Adom Philogene Heron is a lecturer of anthropology at University of London, Goldsmiths College. British-born Philogene Heron, like me, is part of the generation that Linton Kwesi Johnson described as the grandchildren of Thatcherism. His work looks at black fatherhood in the Eastern Caribbean island of Dominica. Having grown up in Bristol—the major port city of the transatlantic African slave trade in South England—Philogene Heron was prompted to remap the urban landscape of home by the chapter of Imperial Intimacies named for that city. He considered anew his inheritances of black Britain and black Bristol, his Afro–West Indian and European lineage. Philogene Heron considers the inheritances of Empire Day and what he will pass on to his baby daughter. He also presents a remixed family album—a photo collage of old family images—as a visual accompaniment, because photographs are so central to how Carby tells her story.

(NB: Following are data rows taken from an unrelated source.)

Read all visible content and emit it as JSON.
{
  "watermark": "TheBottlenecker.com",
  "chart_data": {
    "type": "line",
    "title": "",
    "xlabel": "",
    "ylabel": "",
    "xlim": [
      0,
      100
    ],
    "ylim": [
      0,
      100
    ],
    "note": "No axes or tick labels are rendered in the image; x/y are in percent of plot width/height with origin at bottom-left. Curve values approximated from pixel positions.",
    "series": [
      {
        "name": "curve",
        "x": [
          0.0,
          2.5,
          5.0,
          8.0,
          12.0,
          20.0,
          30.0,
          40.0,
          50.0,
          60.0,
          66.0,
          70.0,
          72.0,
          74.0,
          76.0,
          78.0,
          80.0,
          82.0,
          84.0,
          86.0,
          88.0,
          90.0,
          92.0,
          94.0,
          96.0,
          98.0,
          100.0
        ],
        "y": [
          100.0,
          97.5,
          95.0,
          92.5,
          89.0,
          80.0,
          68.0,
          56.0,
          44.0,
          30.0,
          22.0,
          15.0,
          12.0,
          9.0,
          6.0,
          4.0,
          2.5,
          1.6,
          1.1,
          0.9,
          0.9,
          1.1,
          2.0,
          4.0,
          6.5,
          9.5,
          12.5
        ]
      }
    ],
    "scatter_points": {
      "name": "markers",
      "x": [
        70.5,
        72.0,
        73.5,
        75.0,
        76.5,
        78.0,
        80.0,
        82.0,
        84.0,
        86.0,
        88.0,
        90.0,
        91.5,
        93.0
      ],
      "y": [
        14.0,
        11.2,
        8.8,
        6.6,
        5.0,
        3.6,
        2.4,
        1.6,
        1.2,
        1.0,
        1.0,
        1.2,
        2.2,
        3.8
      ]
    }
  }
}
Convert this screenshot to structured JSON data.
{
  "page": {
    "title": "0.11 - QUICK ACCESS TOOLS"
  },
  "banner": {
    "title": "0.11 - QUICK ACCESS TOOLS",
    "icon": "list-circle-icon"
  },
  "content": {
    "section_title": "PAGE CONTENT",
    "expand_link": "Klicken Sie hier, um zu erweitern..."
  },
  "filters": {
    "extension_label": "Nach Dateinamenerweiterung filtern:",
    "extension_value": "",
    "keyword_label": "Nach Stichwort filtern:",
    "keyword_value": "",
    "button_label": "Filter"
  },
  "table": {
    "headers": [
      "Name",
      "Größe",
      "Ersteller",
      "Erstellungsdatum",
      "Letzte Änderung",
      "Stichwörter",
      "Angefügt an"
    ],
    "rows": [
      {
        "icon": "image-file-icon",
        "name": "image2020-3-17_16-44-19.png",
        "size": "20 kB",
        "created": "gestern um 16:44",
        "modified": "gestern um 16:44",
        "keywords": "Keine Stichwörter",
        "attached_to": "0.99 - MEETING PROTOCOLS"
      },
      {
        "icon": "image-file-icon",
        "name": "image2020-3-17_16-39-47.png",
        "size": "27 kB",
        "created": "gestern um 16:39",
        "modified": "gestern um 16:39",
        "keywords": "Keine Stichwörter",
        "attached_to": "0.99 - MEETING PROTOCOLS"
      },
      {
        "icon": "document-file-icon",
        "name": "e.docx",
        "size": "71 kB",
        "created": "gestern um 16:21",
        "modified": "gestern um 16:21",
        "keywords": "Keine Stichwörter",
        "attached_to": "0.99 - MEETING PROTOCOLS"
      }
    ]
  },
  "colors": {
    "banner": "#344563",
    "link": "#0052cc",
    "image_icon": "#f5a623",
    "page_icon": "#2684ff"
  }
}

Michelle Stephens is dean of the humanities and a professor in the Department of Latino and Caribbean Studies and English at Rutgers University. Her books include Black Empire (2005), Skin Acts (2014), and a collection coedited with Brian Roberts, Archipelagic American Studies (2017). Stephens is a former student of Carby’s and of Jamaican American background; having inherited an intellectual tradition of historical materialism, a black feminist sensibility, and genealogical methods, she dwells on the questions of her own inherited West African, sub-Saharan, and European DNA and the complexities of the information revealed by genetic testing. The results of Stephens’s Creole heritage lead her to focus on the coupling of blackness and whiteness in family trees. Stephens discusses the intertwined strands of “mixed” diasporas, genealogies, and archipelagic colonial histories.
Gloria Wekker is a peer of Hazel Carby, a preeminent Dutch professor emerita of Afro-Surinamese heritage, and the author of Witte onschuld, or White Innocence: Paradoxes of Colonialism and Race—a groundbreaking 2016 reckoning on race and the erasure of the Dutch colonial past. She is also the author of The Politics of Passion (2006), which examines the radical kinship of sexuality, pointing to how common the non-heteronormative intimacies of mati work—or queer couplings—are, and have long been, in Surinamese culture. Wekker responds, like Thomas, Philogene Heron, and Stephens, by considering what she inherits from Africa and Europe, in conversation with her Jewish-Creole and Native Surinamese heritage. Of a similar generation to Carby, Wekker considers the album of her girlhood, growing up in the 1950s Netherlands. She dwells on the psychic economy of accounting and Carby’s father’s job as a bookkeeper in London. Wekker reflects on the countless hours of research she has done in the Dutch colonial archive of slave registers. Like Philogene Heron, she shares photographs from family albums and considers the bookkeeping of Dutch colonial empire in the Caribbean, in response to the way that Carby renders her archival methods of self-inventory in the chapter “Executors of Empire.”
Correction: February 12, 2020
An earlier version of this article incorrectly referred to Deborah Thomas as Jamaican- rather than US-born.
This article was commissioned by Ben Platt.